Fourth, accept that some technologies are too foundational for national security to treat them as just another trade variable. The most dangerous signal from the Trump-Xi meeting in Busan was the implication that advanced semiconductor access is negotiable based on agricultural purchases or fentanyl or other matters. While Xi surely suspected it before, he left Busan knowing that security-driven export controls and America’s technological edge are up for negotiation, if the price is right.
Finally, recognize that America’s technological leadership requires protecting the entire innovation ecosystem, not just products. Indeed, America’s advantage has long been in the complete innovation system — universities, capital markets, design tools, equipment expertise, and global talent. Government actions that hollow out or wreck this ecosystem, in whole or in part, create the risk of technological collapse. For the private sector, lost revenues mean cuts in R&D budgets, laying off engineers, and ceding market share to foreign competitors that face fewer restrictions. Export controls should protect core capabilities while enabling companies to maintain the scale and revenues that, in turn, fund continued innovation.
Not Too Late
The Busan meeting bought some temporary calm on rare earths and tariffs. But Xi achieved his objectives: he got semiconductor restrictions on the negotiating table, maintained his option to reimpose rare earth controls in a year, and watched the Trump administration signal that advanced chip access is negotiable rather than strategic — a bet that appears to have now paid off with the H200 decision. Thus far, Xi is thinking in five-year plans while Trump is thinking in tweets.
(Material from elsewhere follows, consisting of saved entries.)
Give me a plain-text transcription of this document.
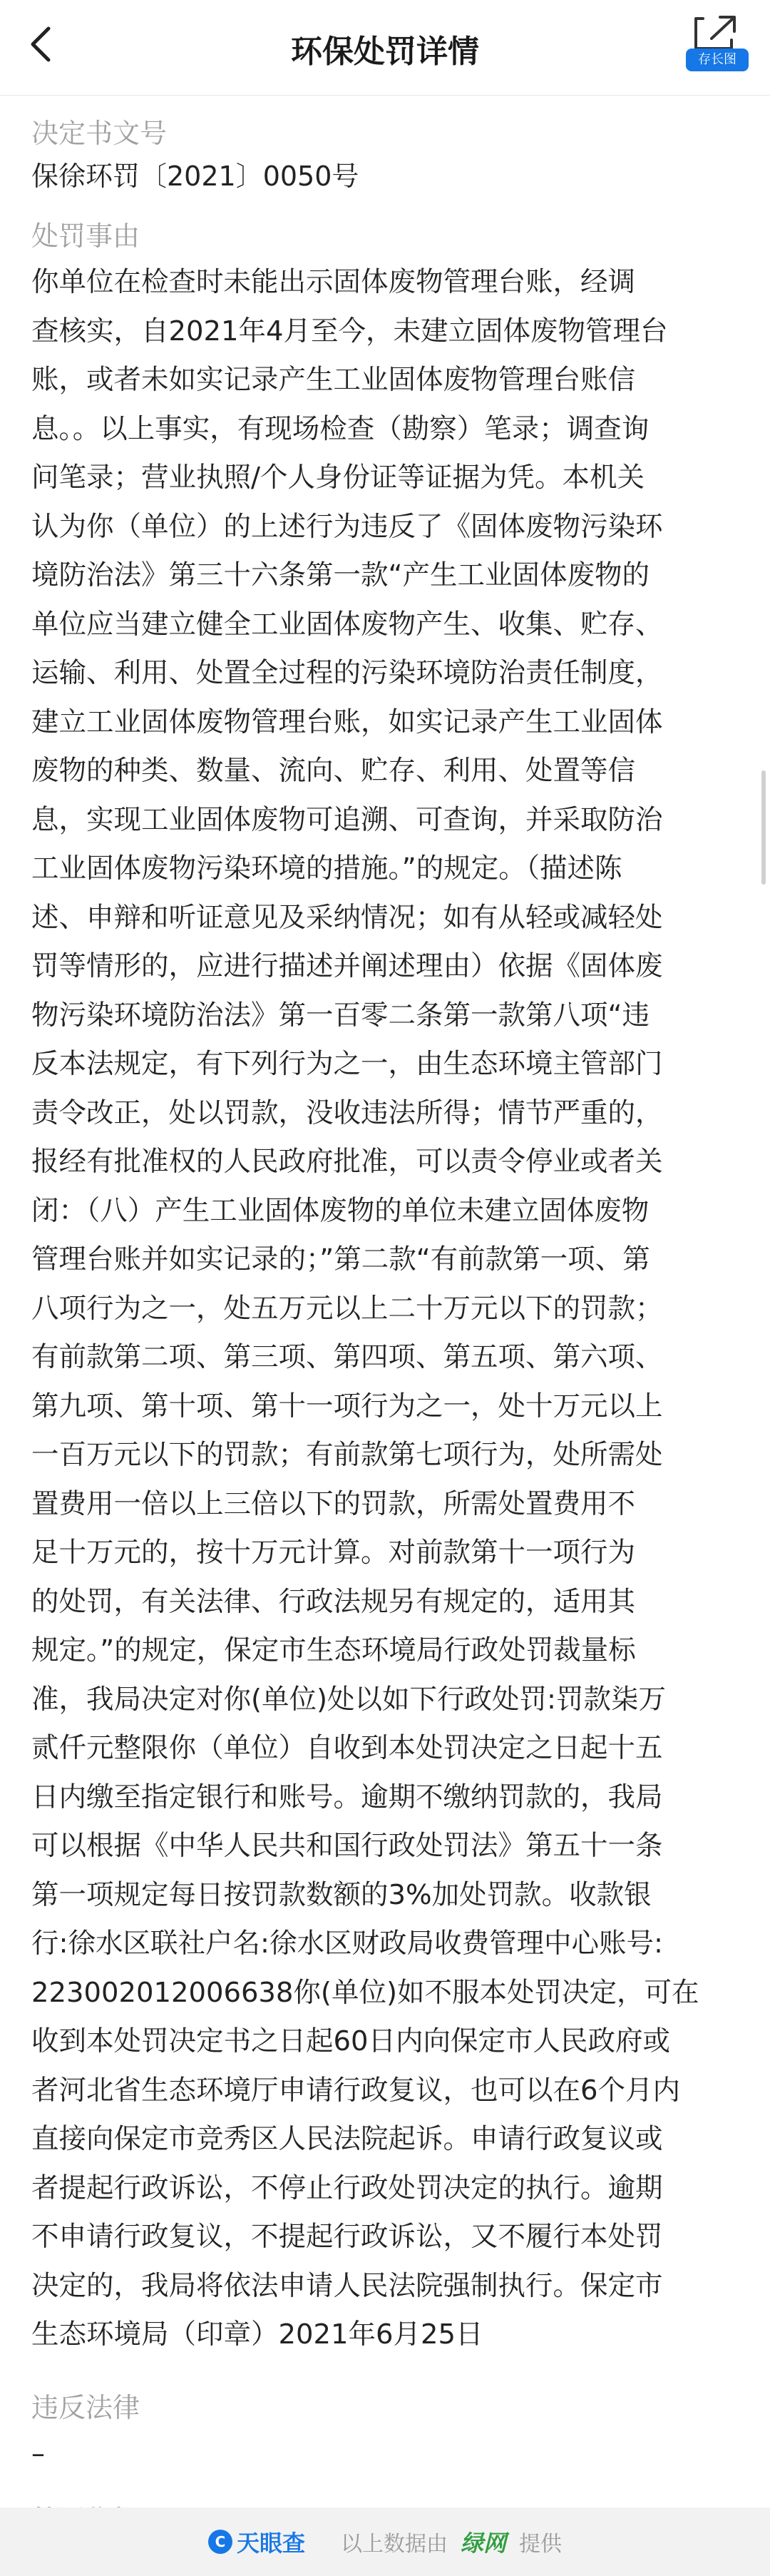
环保处罚详情	存长图
决定书文号
保徐环罚〔2021〕0050号
处罚事由
你单位在检查时未能出示固体废物管理台账，经调
查核实，自2021年4月至今，未建立固体废物管理台
账，或者未如实记录产生工业固体废物管理台账信
息。。以上事实，有现场检查（勘察）笔录；调查询
问笔录；营业执照/个人身份证等证据为凭。本机关
认为你（单位）的上述行为违反了《固体废物污染环
境防治法》第三十六条第一款“产生工业固体废物的
单位应当建立健全工业固体废物产生、收集、贮存、
运输、利用、处置全过程的污染环境防治责任制度，
建立工业固体废物管理台账，如实记录产生工业固体
废物的种类、数量、流向、贮存、利用、处置等信
息，实现工业固体废物可追溯、可查询，并采取防治
工业固体废物污染环境的措施。”的规定。（描述陈
述、申辩和听证意见及采纳情况；如有从轻或减轻处
罚等情形的，应进行描述并阐述理由）依据《固体废
物污染环境防治法》第一百零二条第一款第八项“违
反本法规定，有下列行为之一，由生态环境主管部门
责令改正，处以罚款，没收违法所得；情节严重的，
报经有批准权的人民政府批准，可以责令停业或者关
闭：（八）产生工业固体废物的单位未建立固体废物
管理台账并如实记录的；”第二款“有前款第一项、第
八项行为之一，处五万元以上二十万元以下的罚款；
有前款第二项、第三项、第四项、第五项、第六项、
第九项、第十项、第十一项行为之一，处十万元以上
一百万元以下的罚款；有前款第七项行为，处所需处
置费用一倍以上三倍以下的罚款，所需处置费用不
足十万元的，按十万元计算。对前款第十一项行为
的处罚，有关法律、行政法规另有规定的，适用其
规定。”的规定，保定市生态环境局行政处罚裁量标
准，我局决定对你(单位)处以如下行政处罚:罚款柒万
贰仟元整限你（单位）自收到本处罚决定之日起十五
日内缴至指定银行和账号。逾期不缴纳罚款的，我局
可以根据《中华人民共和国行政处罚法》第五十一条
第一项规定每日按罚款数额的3%加处罚款。收款银
行:徐水区联社户名:徐水区财政局收费管理中心账号:
223002012006638你(单位)如不服本处罚决定，可在
收到本处罚决定书之日起60日内向保定市人民政府或
者河北省生态环境厅申请行政复议，也可以在6个月内
直接向保定市竞秀区人民法院起诉。申请行政复议或
者提起行政诉讼，不停止行政处罚决定的执行。逾期
不申请行政复议，不提起行政诉讼，又不履行本处罚
决定的，我局将依法申请人民法院强制执行。保定市
生态环境局（印章）2021年6月25日
违反法律
–
C 天眼查 以上数据由 绿网 提供
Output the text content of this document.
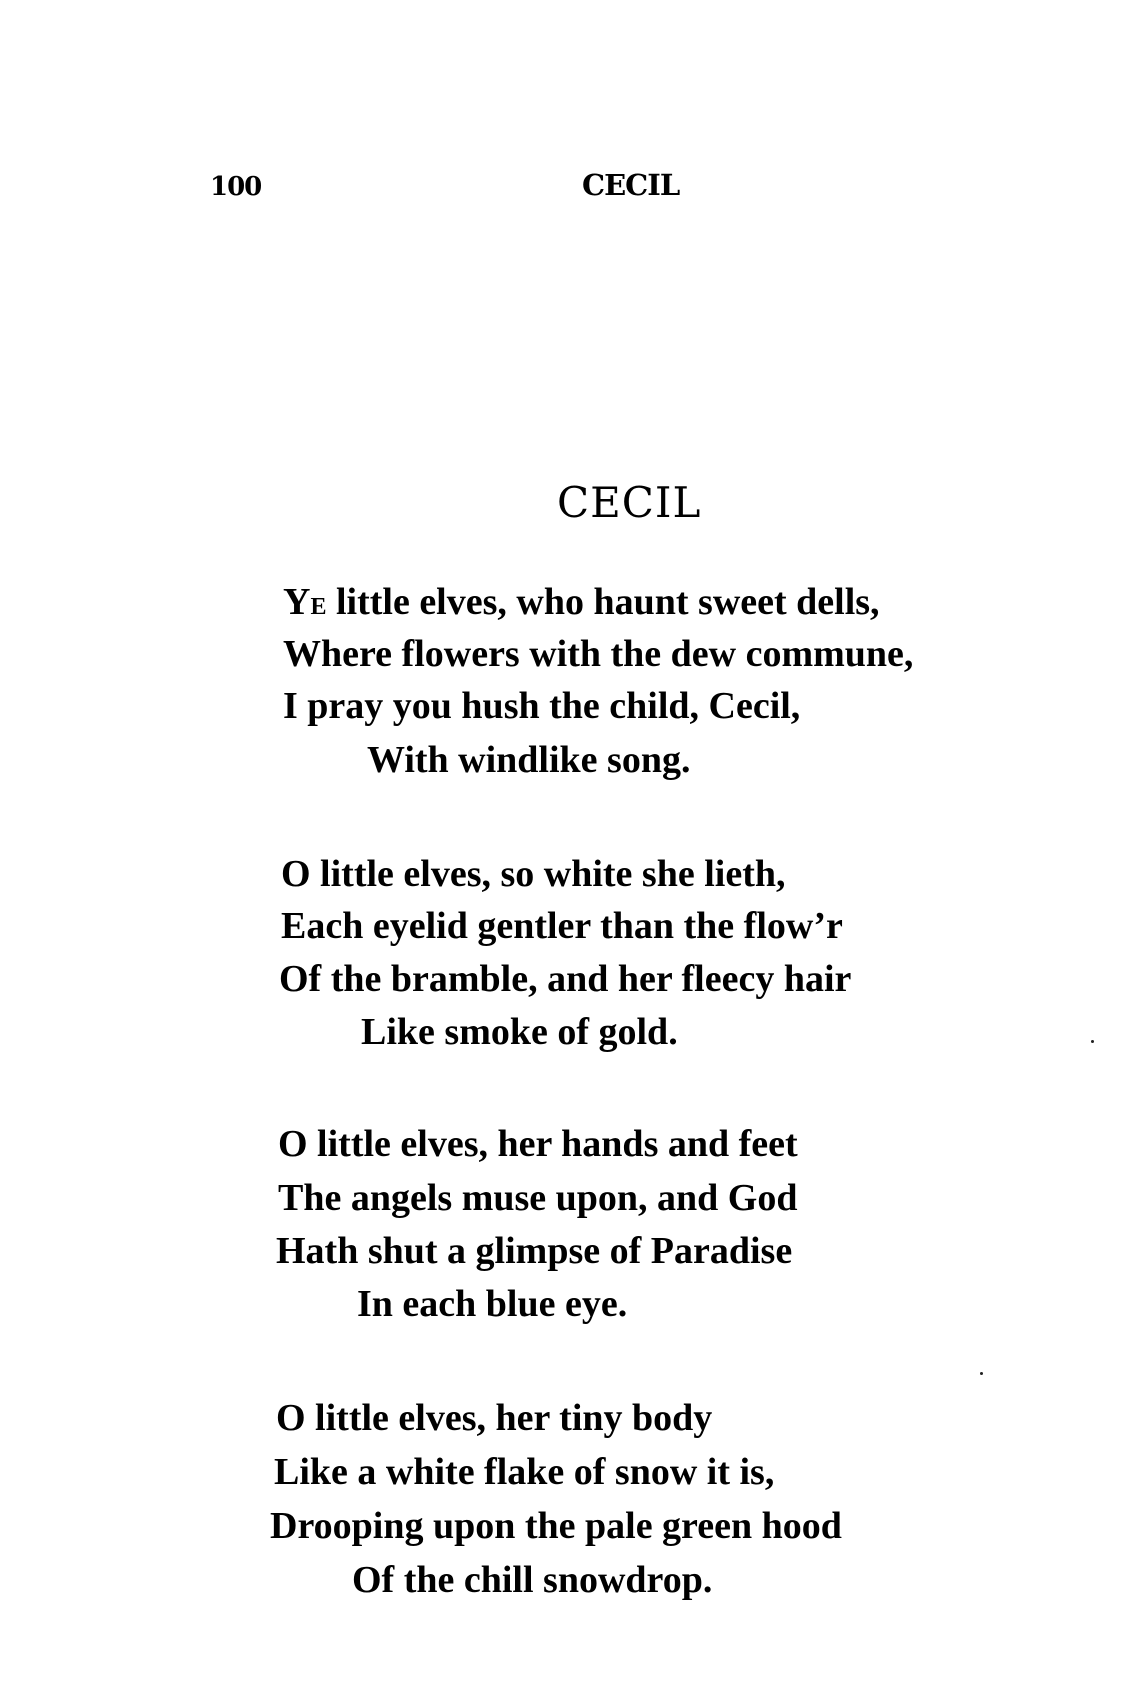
100	CECIL
CECIL
YE little elves, who haunt sweet dells,
Where flowers with the dew commune,
I pray you hush the child, Cecil,
With windlike song.
O little elves, so white she lieth,
Each eyelid gentler than the flow’r
Of the bramble, and her fleecy hair
Like smoke of gold.
O little elves, her hands and feet
The angels muse upon, and God
Hath shut a glimpse of Paradise
In each blue eye.
O little elves, her tiny body
Like a white flake of snow it is,
Drooping upon the pale green hood
Of the chill snowdrop.
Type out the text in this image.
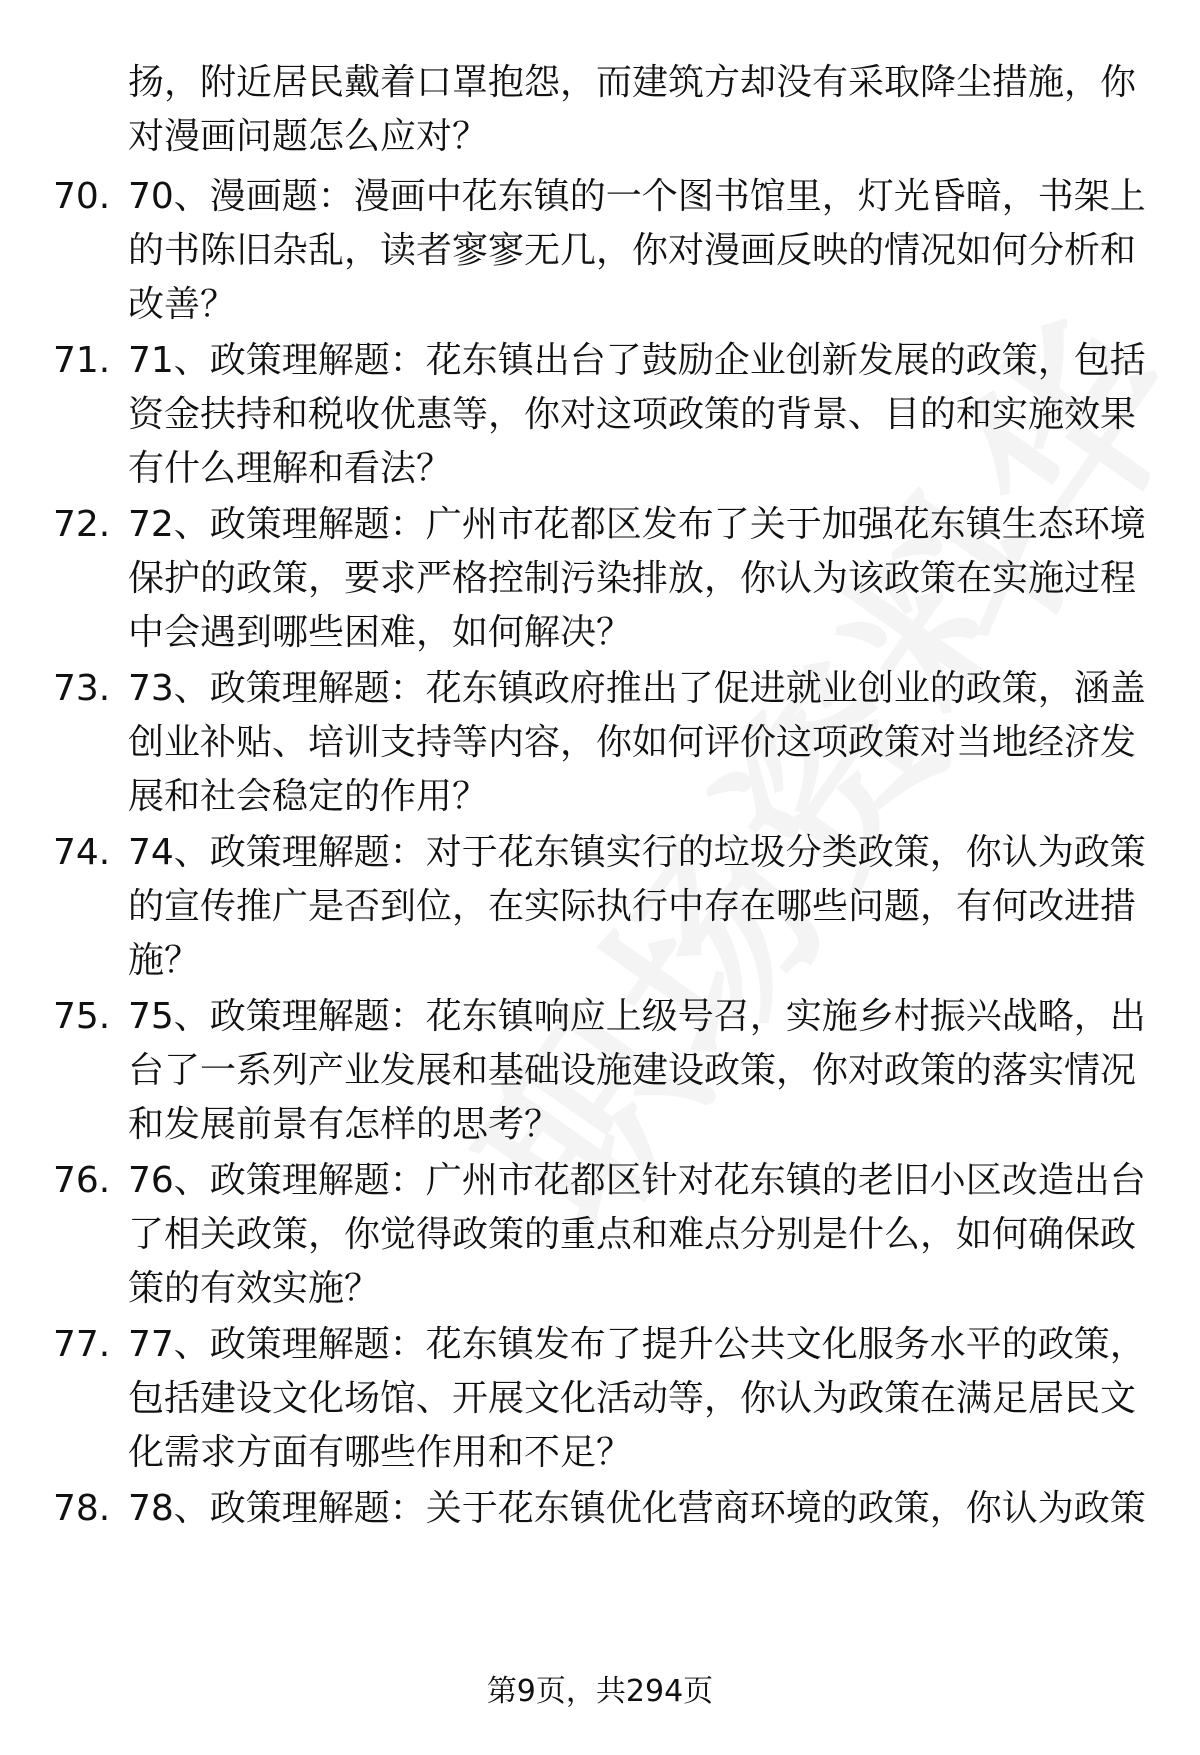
扬，附近居民戴着口罩抱怨，而建筑方却没有采取降尘措施，你对漫画问题怎么应对？

70. 70、漫画题：漫画中花东镇的一个图书馆里，灯光昏暗，书架上的书陈旧杂乱，读者寥寥无几，你对漫画反映的情况如何分析和改善？

71. 71、政策理解题：花东镇出台了鼓励企业创新发展的政策，包括资金扶持和税收优惠等，你对这项政策的背景、目的和实施效果有什么理解和看法？

72. 72、政策理解题：广州市花都区发布了关于加强花东镇生态环境保护的政策，要求严格控制污染排放，你认为该政策在实施过程中会遇到哪些困难，如何解决？

73. 73、政策理解题：花东镇政府推出了促进就业创业的政策，涵盖创业补贴、培训支持等内容，你如何评价这项政策对当地经济发展和社会稳定的作用？

74. 74、政策理解题：对于花东镇实行的垃圾分类政策，你认为政策的宣传推广是否到位，在实际执行中存在哪些问题，有何改进措施？

75. 75、政策理解题：花东镇响应上级号召，实施乡村振兴战略，出台了一系列产业发展和基础设施建设政策，你对政策的落实情况和发展前景有怎样的思考？

76. 76、政策理解题：广州市花都区针对花东镇的老旧小区改造出台了相关政策，你觉得政策的重点和难点分别是什么，如何确保政策的有效实施？

77. 77、政策理解题：花东镇发布了提升公共文化服务水平的政策，包括建设文化场馆、开展文化活动等，你认为政策在满足居民文化需求方面有哪些作用和不足？

78. 78、政策理解题：关于花东镇优化营商环境的政策，你认为政策

第9页，共294页
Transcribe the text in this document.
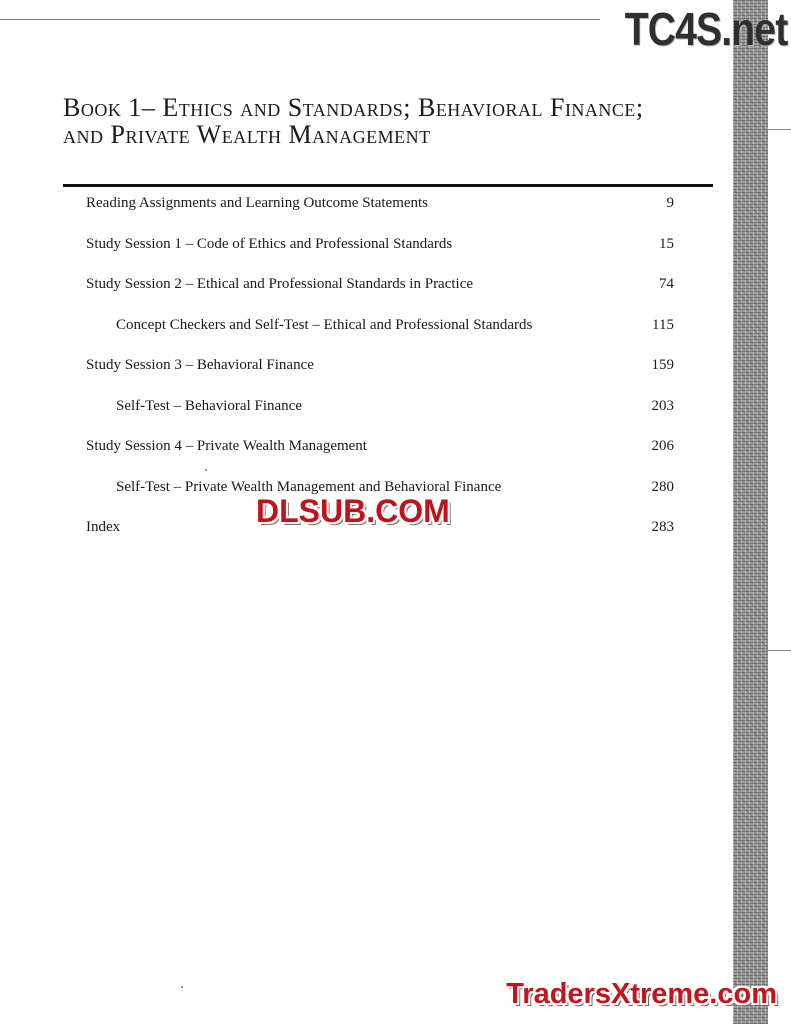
TC4S.net
Book 1– Ethics and Standards; Behavioral Finance;
and Private Wealth Management
Reading Assignments and Learning Outcome Statements	9
Study Session 1 – Code of Ethics and Professional Standards	15
Study Session 2 – Ethical and Professional Standards in Practice	74
Concept Checkers and Self-Test – Ethical and Professional Standards	115
Study Session 3 – Behavioral Finance	159
Self-Test – Behavioral Finance	203
Study Session 4 – Private Wealth Management	206
Self-Test – Private Wealth Management and Behavioral Finance	280
Index	283
DLSUB.COM
TradersXtreme.com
But it’s not too late. For all its other failings — and they are many — the Trump administration’s new 2025 National Security Strategy is right in maintaining that American leadership in advanced technology lies at the very heart of national security for the 21st century. And nearly at this Trump administration’s one-year mark, it’s likewise clear that if its ambitions for maintaining economic, commercial, and technological advantages are to be fulfilled, it needs to get much smarter about how it seeks to pursue its strategy. That means predictable investments in American research and manufacturing; targeting controls on manufacturing equipment where enforcement works and leverage with allies and partners is greatest; supporting semiconductor ecosystems in friendly nations rather than alienating them through policy chaos; and recognizing that foundational technologies should not be traded away for a hill of soybeans or self-interested revenue-sharing deals.
American technological leadership in the century ahead requires a strategy that is ruthlessly focused, multilaterally coordinated, and strategically disciplined. We know the answer. The question is whether this administration can summon the discipline to execute it.